La povertà come voto

Come abbiamo visto, chi vuole seguire da vicino Gesù Cristo nello stato di perfezione può rinunciare effettivamente ai beni, anche facendone il voto, e non solo mantenere lo spirito della povertà, così come può rinunciare ai piaceri anche leciti con il voto di castità, e alla propria volontà con l’obbedienza

Ogni religioso nella Chiesa cattolica fa professione di povertà, rinunciando al possesso o almeno all’uso dei propri beni. Tale stato di vita è del tutto assente nel protestantesimo, e risale al modo di vita degli apostoli e dei primi eremiti e monaci. La consacrazione ufficiale di tali scelte con dei voti pubblici, garantiti da regole e dall’autorità della società ecclesiastica, è segno evidente della volontà della Chiesa di non rinunciare a seguire alla lettera la chiamata evangelica alla perfezione.

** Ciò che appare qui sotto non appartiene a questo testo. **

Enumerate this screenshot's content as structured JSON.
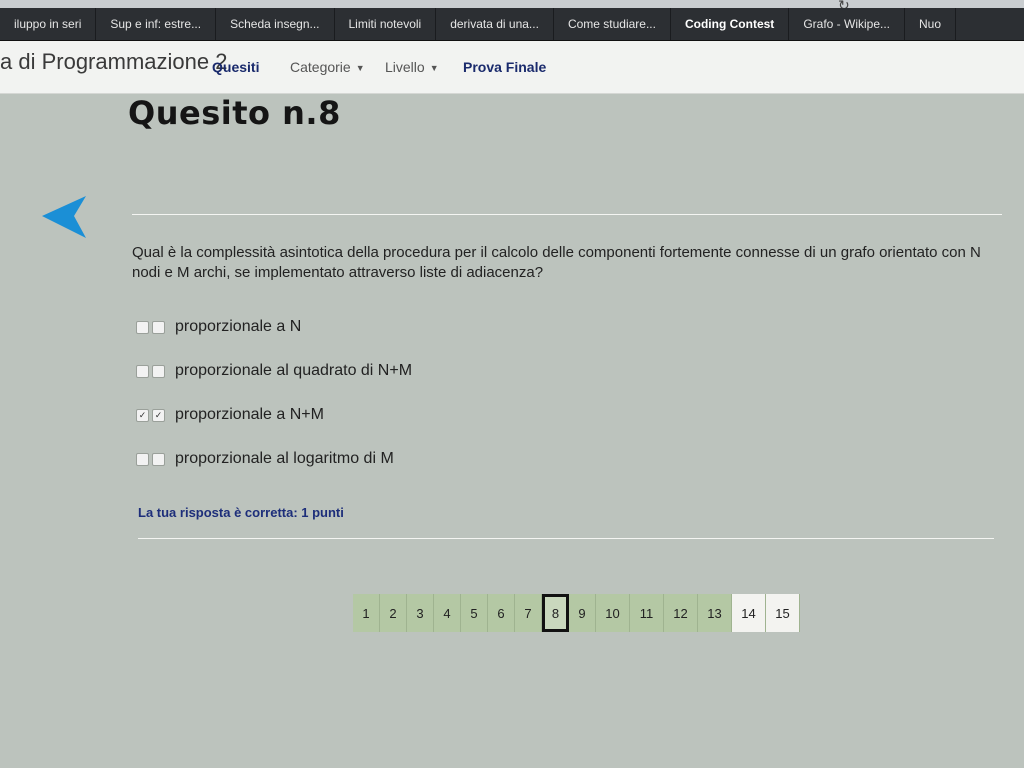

Sebbene solo alcuni siano chiamati a questo tipo di sequela del Cristo, tutta la Chiesa si adopera perché questo segno di credibilità non venga meno. Del resto, insieme alla castità, la povertà ed il disinteresse al guadagno terreno è da sempre il motivo apologetico più immediatamente percepibile anche dai semplici, come testimoniava già san Paolo.

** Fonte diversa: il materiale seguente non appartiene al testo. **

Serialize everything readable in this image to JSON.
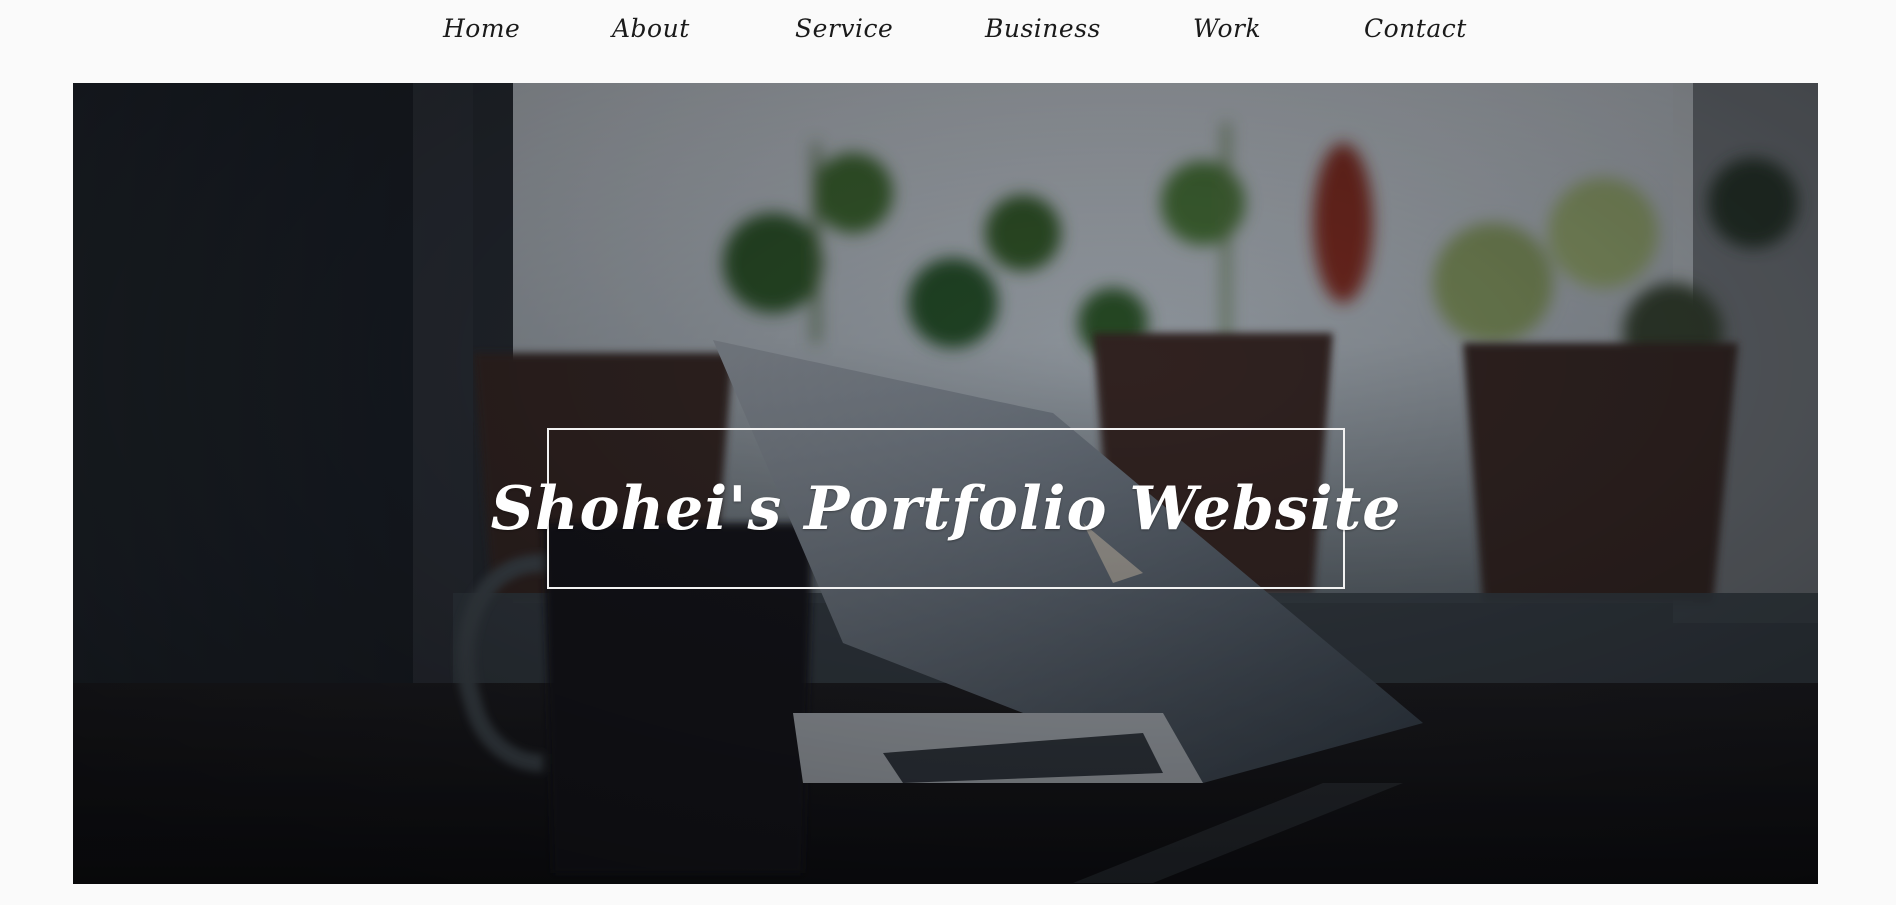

Povertà e paternità di Dio

La testimonianza dell’autentica povertà dei santi permette davvero di capire la principale verità rivelata da Gesù Cristo: la paternità di Dio. Tale connessione è insegnata esplicitamente da Nostro Signore stesso: «Non preoccupatevi dunque dicendo: Che cosa mangeremo? Che cosa berremo? Che cosa indosseremo? Di tutte queste cose vanno in cerca i pagani. Il Padre vostro celeste, infatti, sa che ne avete bisogno».

A questo punto lasciamo la conclusione al grande sposo della povertà, san Francesco, nel momento in cui abbandonò tutti i beni del suo padre terreno, davanti al vescovo di Assisi. Egli colse questa sua liberazione dai legami mondani, per riunirsi immediatamente al suo unico Principio e Padre, senza più ostacoli.

Così parla la Legenda Maior:

«Quando restituì al padre ogni cosa e, deposte le vesti, rinunciò ai beni paterni e temporali, dicendo: “Di qui in avanti posso dire con certezza: Padre nostro che sei nei cieli”».